Soudan: les combats meurtriers gagnent du terrain au Darfour
Au moins 12 civils ont été tués dimanche dans les bombardements des militaires et des paramilitaires qui s’affrontent désormais dans une nouvelle ville du Darfour, vaste région de l’ouest soudanais que ne cessent de fuir des réfugiés.
« Le premier bilan provisoire est de 12 civils tués à Nyala », chef-lieu du Darfour-Sud, rapporte à l’AFP un médecin de cette ville sous couvert de d’anonymat.
« Mais nous savons que des gens ont été tués ou blessés avant de pouvoir rejoindre un hôpital, car la violence des combats empêche les déplacements », explique-t-il.
Depuis le 15 avril, la guerre entre l’armée dirigée par le général Abdel Fattah al-Burhane et les paramilitaires des Forces de soutien rapide (FSR) du général Mohamed Hamdane Daglo a fait plus de 2.800 morts, selon l’ONG Acled, et plus de 2,5 millions de déplacés et de réfugiés, selon l’ONU.
L’un des bilans les plus lourds est sans doute celui d’El-Geneina, chef-lieu du Darfour-Ouest, où depuis fin avril, combattants tribaux et civils se sont mêlés aux combats entre militaires et paramilitaires.
Il y a eu dans cette ville « 1.100 morts » selon l’ONU, et surtout des exactions qui pourraient constituer des « crimes contre l’humanité ».
Dans les rues de terre battue d’El-Geneina, des cadavres recouverts à la va-vite de vêtements gisent sous un soleil brûlant alors que les rideaux des magasins sont baissés ou ont été éventrés par des pilleurs.
Au milieu, des cohortes de familles fuient, tentant d’éviter les balles sur la trentaine de kilomètres qui les séparent du Tchad voisin. Près de 160.000 personnes s’y sont déjà réfugiées pour fuir la guerre au Soudan.
De l’autre côté de la frontière, à Adré, ils s’entassent sous des bâches tendues sur des branches coupées ou forment de longues files pour obtenir de l’eau ou des vivres.
En tout, 2,2 millions de personnes sont déplacées à l’intérieur du Soudan alors qu’un demi-million d’autres ont quitté le pays.

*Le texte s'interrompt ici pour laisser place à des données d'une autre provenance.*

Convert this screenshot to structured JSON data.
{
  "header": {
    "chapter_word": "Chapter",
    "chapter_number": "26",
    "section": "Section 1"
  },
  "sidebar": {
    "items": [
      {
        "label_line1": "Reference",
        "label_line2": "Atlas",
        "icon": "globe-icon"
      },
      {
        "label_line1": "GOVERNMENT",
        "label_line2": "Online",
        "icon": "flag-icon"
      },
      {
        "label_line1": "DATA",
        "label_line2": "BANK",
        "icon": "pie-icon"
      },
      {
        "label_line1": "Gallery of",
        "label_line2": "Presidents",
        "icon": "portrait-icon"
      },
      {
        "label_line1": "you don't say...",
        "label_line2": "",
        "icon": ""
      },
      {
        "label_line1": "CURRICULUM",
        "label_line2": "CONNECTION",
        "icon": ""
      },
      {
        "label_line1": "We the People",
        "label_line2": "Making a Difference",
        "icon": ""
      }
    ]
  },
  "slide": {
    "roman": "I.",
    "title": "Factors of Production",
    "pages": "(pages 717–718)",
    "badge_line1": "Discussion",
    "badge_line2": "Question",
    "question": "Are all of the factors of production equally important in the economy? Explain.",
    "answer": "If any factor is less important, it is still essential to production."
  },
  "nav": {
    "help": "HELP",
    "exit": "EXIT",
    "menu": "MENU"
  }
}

L’ONU et le humanitaires s’efforcent d’aider ces familles parties dans la précipitation, souvent sans rien pouvoir emmener de leurs maisons, pour la plupart occupées aujourd’hui par les paramilitaires.
Mais les fonds manquent. L’ONU n’a réuni que la moitié de ses besoins lors d’une conférence à Genève. Les ONG, elles, dénoncent la bureaucratie soudanaise qui bloque leurs cargaisons dans le port de Port-Soudan, sur la mer Rouge, ou ne délivre ni visa ni permis de déplacement à leurs équipes.
Longtemps, Américains et Saoudiens ont négocié des trêves pour les aider à circuler. Mais depuis mercredi, Washington a jeté l’éponge. Les négociations entre émissaires des deux camps n’ont jamais réellement débuté et, surtout, pendant que les négociations s’enlisent, les troupes des deux camps se repositionnent.
L’armée a renforcé ses campagnes de raids aériens sur Khartoum. Les FSR multiplient les barrages de tirs d’artillerie sur les bases de l’armée et de la police. Et les deux camps annoncent chaque jour de nouvelles offensives.
Dimanche, une source paramilitaire affirme ainsi à l’AFP que son camp a « pris le contrôle du QG de la police dans le sud de Khartoum et de tous les équipements qui s’y trouvaient ».
La veille, les FSR annonçaient avoir abattu deux avions de l’armée.
Cette dernière assure de son côté avoir repoussé samedi « trois attaques des rebelles miliciens ».
Les habitants de Khartoum, forcés de survivre à une chaleur écrasante et à des pénuries de plus en plus mordantes sans eau ni électricité, continuent de trembler à chaque tir.
Dimanche, plusieurs d’entre eux signalent des tirs d’artillerie dans le sud de la ville et des affrontements dans sa grande banlieue.
« Des roquettes tombent sur les maisons », rapporte l’un d’eux à l’AFP à Omdourman, la banlieue nord-ouest de Khartoum.